In a 2010 article published at Townhall, Michael Medved wondered why liberals don’t push for gay reparations. Such a campaign would fall flat because, he said, there is “no evidence whatever that today’s homosexuals are the heirs to a long, bitter heritage of discrimination that spans generations.”
“No one can deny that most – in fact, nearly all – gay people were produced and raised by heterosexual parents, grandparents and great grandparents,” he added. “Today, those who make the case for gay adoption insist that there is no scientific evidence that children raised in same-sex homes are any more likely to grow up homosexual than those raised by traditionally married parents.”

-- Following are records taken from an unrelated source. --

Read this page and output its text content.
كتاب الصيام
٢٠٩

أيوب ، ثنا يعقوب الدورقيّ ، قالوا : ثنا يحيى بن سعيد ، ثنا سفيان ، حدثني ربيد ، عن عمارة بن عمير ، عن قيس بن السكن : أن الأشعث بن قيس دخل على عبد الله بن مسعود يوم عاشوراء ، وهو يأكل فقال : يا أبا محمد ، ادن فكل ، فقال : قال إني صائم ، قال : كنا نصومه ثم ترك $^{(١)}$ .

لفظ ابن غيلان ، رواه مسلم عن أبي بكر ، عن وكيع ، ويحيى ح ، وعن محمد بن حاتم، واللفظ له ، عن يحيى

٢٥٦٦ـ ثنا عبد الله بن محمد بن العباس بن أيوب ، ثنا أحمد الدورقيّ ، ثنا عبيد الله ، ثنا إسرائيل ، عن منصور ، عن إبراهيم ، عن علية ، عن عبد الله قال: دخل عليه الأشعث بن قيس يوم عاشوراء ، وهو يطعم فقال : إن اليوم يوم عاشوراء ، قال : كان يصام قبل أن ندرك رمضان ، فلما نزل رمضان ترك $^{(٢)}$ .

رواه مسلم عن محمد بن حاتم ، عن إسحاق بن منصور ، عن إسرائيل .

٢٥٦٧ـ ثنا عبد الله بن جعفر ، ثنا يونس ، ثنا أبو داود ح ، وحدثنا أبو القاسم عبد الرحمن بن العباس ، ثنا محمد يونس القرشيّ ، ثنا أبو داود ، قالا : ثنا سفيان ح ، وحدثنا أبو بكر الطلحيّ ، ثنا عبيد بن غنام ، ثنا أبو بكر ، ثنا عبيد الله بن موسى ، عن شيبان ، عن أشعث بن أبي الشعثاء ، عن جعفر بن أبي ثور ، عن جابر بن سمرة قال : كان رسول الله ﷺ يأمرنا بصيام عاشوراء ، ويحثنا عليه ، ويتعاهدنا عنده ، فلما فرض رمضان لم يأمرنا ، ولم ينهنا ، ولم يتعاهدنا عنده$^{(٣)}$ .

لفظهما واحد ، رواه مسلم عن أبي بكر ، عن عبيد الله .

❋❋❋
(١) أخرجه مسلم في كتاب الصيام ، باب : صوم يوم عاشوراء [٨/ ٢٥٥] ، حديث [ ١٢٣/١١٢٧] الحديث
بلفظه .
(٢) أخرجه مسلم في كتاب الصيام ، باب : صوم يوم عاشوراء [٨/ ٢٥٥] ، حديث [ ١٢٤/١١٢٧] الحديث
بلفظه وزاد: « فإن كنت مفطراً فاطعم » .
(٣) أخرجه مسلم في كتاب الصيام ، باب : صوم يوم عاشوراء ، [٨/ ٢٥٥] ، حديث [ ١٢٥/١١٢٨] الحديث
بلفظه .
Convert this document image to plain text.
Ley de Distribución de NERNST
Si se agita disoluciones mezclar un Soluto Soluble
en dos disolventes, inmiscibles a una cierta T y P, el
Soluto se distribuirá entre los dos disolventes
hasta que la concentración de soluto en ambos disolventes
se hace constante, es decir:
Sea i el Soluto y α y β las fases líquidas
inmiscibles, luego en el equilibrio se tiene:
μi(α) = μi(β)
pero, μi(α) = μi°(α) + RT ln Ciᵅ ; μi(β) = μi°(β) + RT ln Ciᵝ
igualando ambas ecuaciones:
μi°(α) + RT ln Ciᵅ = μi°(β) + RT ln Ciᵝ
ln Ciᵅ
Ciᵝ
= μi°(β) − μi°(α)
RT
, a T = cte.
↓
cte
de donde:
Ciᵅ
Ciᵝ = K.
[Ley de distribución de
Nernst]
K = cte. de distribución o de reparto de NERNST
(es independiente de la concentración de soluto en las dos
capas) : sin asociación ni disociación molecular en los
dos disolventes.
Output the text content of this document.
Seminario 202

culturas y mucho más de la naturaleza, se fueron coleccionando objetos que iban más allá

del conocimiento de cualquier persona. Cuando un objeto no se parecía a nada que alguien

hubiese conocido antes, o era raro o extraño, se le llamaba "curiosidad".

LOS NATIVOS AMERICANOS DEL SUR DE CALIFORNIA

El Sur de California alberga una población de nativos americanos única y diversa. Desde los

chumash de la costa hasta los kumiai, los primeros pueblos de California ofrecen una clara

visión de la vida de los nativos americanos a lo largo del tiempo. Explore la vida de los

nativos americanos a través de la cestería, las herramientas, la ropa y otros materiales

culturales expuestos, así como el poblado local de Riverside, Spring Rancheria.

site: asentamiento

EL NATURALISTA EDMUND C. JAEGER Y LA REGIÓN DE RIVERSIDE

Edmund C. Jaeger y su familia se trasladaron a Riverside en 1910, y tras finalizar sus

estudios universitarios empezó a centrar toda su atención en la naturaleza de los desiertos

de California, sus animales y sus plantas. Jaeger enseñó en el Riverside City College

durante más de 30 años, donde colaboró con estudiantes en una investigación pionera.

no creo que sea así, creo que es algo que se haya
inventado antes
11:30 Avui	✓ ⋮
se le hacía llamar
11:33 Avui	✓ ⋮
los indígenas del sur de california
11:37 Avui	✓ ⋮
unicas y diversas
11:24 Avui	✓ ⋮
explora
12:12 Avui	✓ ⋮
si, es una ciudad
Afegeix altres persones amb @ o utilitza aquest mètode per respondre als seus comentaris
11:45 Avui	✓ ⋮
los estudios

He also said there’s “abundant evidence that blacks disproportionately grow up in poor homes, but there’s no such pattern for gay identity; in fact, most studies suggest that adult homosexuals are more educated and wealthier (with less money committed to offspring) than their heterosexual counterparts.” The case for gay reparations, he added, is “weak.” But things have changed considerably since 2010.
For starters, the Supreme Court has approved gay marriage across the country. Secondly, the media has shown that it is willing and able to drive the national discussion. While the case for gay reparations is weak, as Wilson noted, Americans will be forced to care about the subject.